The auctioneer decided to lump off some items that still remained. It was then that I saw my opportunity to offer low prices as he wished to complete the task and depart. My purchases included a heavy dining room table with concealed leaves that could double its size, eight chairs of varying vintage, a kerosene fired cook-stove, a double-bed including mattress, a molded glass china closet and a kitchen cabinet with a built-in flour sifter. Some other kitchen utensils and a set of washtubs on a stand rounded out my purchase for a grand total of $22.50.

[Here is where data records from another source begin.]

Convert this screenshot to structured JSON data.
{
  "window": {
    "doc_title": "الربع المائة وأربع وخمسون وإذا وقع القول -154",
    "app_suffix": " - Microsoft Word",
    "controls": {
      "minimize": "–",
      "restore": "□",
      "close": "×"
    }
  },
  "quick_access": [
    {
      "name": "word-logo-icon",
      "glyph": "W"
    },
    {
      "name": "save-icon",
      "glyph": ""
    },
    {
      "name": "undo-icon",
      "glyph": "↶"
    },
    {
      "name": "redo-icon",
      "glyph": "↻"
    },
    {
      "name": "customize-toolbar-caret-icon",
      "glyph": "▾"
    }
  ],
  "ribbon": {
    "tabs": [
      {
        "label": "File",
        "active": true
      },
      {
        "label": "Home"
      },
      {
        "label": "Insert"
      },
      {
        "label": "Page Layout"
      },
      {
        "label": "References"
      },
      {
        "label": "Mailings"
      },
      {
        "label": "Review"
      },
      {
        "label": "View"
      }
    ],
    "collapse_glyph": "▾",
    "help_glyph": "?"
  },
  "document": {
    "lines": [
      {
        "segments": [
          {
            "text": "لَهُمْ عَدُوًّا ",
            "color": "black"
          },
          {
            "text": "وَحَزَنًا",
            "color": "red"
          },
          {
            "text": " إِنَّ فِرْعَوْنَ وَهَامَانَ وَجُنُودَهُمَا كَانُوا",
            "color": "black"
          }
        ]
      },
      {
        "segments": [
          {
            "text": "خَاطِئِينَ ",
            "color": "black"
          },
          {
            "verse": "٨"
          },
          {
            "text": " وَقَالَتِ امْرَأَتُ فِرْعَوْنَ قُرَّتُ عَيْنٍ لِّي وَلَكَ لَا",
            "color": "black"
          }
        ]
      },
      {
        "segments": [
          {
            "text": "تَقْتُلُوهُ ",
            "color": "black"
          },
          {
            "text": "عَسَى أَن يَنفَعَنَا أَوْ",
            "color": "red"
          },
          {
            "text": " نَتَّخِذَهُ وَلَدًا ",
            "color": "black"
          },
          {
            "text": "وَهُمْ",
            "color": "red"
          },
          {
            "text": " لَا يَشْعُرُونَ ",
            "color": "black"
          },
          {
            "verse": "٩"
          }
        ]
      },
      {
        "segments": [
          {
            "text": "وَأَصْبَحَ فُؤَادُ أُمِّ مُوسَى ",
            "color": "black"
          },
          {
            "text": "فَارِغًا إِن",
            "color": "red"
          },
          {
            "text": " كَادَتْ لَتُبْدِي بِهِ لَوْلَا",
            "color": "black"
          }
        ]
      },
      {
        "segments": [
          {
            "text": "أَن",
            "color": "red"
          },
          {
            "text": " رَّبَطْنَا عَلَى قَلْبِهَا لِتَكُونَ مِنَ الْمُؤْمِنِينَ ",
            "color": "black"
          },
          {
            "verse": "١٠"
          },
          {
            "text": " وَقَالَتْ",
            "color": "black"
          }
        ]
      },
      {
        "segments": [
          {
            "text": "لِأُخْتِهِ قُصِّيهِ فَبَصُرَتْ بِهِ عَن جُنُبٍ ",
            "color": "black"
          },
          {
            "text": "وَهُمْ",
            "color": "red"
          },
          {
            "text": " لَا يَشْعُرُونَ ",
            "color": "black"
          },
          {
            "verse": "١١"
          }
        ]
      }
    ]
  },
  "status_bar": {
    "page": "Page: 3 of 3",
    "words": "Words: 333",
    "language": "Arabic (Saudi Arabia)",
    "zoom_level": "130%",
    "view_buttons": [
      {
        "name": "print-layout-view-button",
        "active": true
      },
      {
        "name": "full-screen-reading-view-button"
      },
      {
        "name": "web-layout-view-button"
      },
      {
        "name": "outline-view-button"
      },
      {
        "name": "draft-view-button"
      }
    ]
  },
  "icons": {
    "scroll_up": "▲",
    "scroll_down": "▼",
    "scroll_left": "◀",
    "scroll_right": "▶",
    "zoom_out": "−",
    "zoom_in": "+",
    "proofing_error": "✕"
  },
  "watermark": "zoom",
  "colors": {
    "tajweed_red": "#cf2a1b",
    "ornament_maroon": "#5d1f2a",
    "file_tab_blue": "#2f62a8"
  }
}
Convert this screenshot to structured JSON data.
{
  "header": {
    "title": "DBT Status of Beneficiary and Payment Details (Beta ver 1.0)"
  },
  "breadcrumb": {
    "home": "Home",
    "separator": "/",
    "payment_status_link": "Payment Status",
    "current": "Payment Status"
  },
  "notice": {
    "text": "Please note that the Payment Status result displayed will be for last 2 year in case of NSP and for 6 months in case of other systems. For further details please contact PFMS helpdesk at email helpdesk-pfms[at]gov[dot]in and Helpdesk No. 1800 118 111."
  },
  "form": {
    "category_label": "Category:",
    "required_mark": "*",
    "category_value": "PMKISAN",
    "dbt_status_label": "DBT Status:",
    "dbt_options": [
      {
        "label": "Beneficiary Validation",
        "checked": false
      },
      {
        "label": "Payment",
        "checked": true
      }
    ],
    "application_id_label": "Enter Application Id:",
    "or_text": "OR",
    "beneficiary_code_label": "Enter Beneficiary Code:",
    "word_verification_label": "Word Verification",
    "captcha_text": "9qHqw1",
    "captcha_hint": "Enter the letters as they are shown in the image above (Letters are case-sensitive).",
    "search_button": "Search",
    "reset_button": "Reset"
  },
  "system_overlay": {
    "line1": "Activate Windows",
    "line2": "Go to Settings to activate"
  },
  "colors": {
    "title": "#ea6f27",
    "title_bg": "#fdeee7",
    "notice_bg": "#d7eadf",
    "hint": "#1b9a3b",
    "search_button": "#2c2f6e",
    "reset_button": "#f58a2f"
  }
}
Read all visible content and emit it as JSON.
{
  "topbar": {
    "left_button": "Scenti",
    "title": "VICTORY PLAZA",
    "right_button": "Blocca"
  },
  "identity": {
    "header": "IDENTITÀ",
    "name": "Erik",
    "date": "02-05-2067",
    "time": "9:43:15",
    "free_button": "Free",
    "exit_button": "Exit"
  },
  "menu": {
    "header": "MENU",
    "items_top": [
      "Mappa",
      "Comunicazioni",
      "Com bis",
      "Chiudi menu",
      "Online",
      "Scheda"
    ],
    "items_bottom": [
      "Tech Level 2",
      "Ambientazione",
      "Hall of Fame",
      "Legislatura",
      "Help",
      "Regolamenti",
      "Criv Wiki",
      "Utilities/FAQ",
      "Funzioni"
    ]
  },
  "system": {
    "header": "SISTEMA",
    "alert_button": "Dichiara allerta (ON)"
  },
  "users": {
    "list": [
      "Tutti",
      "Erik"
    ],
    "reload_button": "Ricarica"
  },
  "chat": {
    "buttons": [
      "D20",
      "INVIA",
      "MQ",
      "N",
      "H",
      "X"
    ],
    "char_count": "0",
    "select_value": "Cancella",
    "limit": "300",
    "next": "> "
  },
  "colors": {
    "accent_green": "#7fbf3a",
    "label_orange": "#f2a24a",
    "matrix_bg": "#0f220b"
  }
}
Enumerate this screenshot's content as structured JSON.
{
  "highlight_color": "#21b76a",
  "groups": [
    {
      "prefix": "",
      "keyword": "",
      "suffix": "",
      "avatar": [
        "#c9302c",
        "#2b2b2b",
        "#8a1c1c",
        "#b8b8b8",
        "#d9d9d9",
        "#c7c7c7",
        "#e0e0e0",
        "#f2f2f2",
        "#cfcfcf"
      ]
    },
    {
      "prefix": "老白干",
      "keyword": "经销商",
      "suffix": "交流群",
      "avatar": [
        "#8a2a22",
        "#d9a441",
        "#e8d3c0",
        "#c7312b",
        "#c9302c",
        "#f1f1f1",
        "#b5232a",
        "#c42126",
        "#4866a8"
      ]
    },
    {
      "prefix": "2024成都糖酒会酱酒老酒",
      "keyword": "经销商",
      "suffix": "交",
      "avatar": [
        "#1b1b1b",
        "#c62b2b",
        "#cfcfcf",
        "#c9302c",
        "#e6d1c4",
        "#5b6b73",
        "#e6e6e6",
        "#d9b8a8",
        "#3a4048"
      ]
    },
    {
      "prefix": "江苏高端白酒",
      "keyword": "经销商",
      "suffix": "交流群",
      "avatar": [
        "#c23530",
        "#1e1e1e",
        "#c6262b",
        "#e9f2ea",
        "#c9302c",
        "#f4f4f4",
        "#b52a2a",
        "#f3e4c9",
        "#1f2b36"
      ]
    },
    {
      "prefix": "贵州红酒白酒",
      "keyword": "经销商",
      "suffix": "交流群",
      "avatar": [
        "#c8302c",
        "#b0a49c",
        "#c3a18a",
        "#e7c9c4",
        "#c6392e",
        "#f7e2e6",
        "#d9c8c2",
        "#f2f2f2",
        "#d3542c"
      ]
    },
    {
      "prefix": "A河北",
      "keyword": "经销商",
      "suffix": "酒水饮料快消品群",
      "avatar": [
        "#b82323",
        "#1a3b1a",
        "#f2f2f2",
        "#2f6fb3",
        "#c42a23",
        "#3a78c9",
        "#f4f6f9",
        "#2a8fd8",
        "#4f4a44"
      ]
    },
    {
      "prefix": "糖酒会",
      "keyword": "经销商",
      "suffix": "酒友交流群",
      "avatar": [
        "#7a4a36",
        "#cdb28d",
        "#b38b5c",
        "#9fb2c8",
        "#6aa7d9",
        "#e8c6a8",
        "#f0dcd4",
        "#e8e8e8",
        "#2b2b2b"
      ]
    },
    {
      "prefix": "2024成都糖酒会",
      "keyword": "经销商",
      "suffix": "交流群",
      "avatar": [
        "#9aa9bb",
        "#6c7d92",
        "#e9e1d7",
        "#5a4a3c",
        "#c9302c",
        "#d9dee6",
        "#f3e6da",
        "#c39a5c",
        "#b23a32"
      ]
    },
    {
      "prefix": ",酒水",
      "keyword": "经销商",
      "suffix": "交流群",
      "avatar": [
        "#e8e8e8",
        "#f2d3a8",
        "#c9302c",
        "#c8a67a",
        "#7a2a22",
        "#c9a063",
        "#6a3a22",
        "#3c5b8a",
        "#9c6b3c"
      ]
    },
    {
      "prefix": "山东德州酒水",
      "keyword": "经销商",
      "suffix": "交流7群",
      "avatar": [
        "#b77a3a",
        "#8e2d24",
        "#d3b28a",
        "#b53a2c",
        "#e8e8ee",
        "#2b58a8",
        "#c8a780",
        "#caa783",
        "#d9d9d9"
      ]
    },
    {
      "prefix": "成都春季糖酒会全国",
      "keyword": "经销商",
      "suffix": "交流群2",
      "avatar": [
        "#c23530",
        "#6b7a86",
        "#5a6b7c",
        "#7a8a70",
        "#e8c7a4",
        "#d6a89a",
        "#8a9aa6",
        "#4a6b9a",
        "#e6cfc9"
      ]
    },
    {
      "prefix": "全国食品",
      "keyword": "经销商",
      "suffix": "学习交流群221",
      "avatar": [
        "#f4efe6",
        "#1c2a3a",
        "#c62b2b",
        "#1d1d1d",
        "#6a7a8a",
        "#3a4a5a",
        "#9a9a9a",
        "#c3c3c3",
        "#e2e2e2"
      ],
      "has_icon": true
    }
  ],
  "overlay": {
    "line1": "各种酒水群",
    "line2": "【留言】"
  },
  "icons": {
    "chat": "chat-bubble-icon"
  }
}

After the required ten-day stay in the hospital to have he baby, it was time to bring Betty and Bettina home to this odd collection of furnishings. My parents had come over from Albion the day before to put it all in place. What a start it was for a new father! All the water had to be pumped from a well located where the barn had stood some forty yards away. At least it was spring so most of the snow had melted leaving a muddy track for the multiple trips for water.

When we drove in the yard, the shabby appearance of the house was obvious. When I opened the door, a small drift of snow had been deposited across the kitchen floor by the west wind. Thus our sojourn of seven years had begun.